In this project, I defined and trained a DCGAN on a dataset of faces. The goal of this project is to get a generator network to generate new images of faces that look as realistic as possble. The image below is a result of the training:
- Clone the repository and navigage to the downloaded folder.
git clone https://github.com/choonghee-lee/Face-Generation cd Face-Generation
- Open the
dlnd_face_generation.ipynb
file. Of course, you can find HTML version of the file.jupyter notebook dlnd_face_generation.ipynb
- Read and follow the instructions! This repository does not include the dataset of faces.
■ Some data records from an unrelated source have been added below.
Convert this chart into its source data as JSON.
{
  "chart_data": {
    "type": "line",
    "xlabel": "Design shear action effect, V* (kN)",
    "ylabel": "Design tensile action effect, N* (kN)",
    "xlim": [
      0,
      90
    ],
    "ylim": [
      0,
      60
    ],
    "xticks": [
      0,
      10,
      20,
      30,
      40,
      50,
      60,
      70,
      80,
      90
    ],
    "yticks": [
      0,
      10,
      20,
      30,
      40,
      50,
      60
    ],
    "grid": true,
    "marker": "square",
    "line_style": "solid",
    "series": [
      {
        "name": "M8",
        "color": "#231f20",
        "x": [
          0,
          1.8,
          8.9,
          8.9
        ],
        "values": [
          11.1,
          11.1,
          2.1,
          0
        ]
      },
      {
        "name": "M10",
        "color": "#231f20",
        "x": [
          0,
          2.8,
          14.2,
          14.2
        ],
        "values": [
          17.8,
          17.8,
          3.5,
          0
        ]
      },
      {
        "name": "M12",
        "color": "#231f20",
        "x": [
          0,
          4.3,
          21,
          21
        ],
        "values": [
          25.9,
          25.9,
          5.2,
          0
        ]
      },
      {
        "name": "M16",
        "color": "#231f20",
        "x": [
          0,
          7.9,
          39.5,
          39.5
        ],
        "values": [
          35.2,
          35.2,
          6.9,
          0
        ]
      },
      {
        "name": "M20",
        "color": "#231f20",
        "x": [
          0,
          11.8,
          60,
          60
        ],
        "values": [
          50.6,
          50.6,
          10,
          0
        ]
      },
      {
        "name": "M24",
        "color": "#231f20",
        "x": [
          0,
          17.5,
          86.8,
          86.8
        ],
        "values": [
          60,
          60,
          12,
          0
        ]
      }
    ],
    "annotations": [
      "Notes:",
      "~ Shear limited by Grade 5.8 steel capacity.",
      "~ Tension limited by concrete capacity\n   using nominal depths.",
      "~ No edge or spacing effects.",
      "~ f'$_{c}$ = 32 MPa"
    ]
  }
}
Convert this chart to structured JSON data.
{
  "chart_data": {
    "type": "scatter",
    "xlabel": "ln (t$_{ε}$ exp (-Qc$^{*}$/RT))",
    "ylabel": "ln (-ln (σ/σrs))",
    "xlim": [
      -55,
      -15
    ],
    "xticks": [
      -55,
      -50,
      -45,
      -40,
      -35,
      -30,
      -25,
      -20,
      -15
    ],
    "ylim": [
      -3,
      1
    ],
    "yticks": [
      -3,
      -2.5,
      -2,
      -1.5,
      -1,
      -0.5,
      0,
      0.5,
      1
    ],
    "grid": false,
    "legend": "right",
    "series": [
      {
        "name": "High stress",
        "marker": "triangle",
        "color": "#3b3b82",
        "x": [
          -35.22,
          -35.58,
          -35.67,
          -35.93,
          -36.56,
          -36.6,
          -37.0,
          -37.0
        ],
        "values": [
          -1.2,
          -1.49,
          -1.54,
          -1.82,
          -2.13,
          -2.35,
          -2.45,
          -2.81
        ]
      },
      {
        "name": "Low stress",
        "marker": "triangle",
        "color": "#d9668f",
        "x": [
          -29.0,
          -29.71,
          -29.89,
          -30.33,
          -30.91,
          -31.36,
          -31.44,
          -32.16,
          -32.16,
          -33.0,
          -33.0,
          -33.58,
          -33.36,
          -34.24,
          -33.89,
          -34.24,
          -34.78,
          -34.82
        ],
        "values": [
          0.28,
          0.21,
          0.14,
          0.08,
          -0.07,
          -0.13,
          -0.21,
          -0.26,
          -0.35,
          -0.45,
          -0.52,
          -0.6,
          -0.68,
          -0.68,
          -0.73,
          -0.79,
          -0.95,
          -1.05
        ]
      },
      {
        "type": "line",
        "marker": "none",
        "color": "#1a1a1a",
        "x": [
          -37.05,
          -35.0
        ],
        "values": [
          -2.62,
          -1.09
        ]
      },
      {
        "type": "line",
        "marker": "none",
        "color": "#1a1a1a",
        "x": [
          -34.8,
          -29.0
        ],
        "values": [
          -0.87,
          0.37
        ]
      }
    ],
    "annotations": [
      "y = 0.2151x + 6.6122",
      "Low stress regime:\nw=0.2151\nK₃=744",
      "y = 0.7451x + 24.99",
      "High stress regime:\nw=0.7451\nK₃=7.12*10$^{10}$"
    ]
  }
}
You can find and download it in the notebook.
- Pre-processed Data
- Create a DataLoader
- Define the Model
- Discriminator
- Generator
- Initialize the weights of your network
- Build complete network
- Discriminator and Generator Losses
- Optimizers
- Training
- Training Loss
- Generator samples from training
Layer | Input Dimension | Output Dimension | Batch Normalization |
---|---|---|---|
Conv1 | 3 | 64 | False |
Conv2 | 64 | 128 | True |
Conv3 | 128 | 256 | True |
Conv4 | 256 | 512 | True |
FC | 2048 | 1 | False |
Layer | Input Dimension | Output Dimension | Batch Normalization |
---|---|---|---|
FC | 100 | 2048 | False |
Deconv1 | 512 | 256 | True |
Deconv2 | 256 | 128 | True |
Deconv3 | 128 | 64 | True |
Deconv4 | 64 | 3 | False |
The list below represents main libraries and its objects for the project.
- PyTorch (Generator and Discriminator)
In the training phase, it takes your time too much so I recommend you to use a GPU to train the dataset of faces.
You can use Amazon Web Services to launch an EC2 GPU instance. (This costs money!)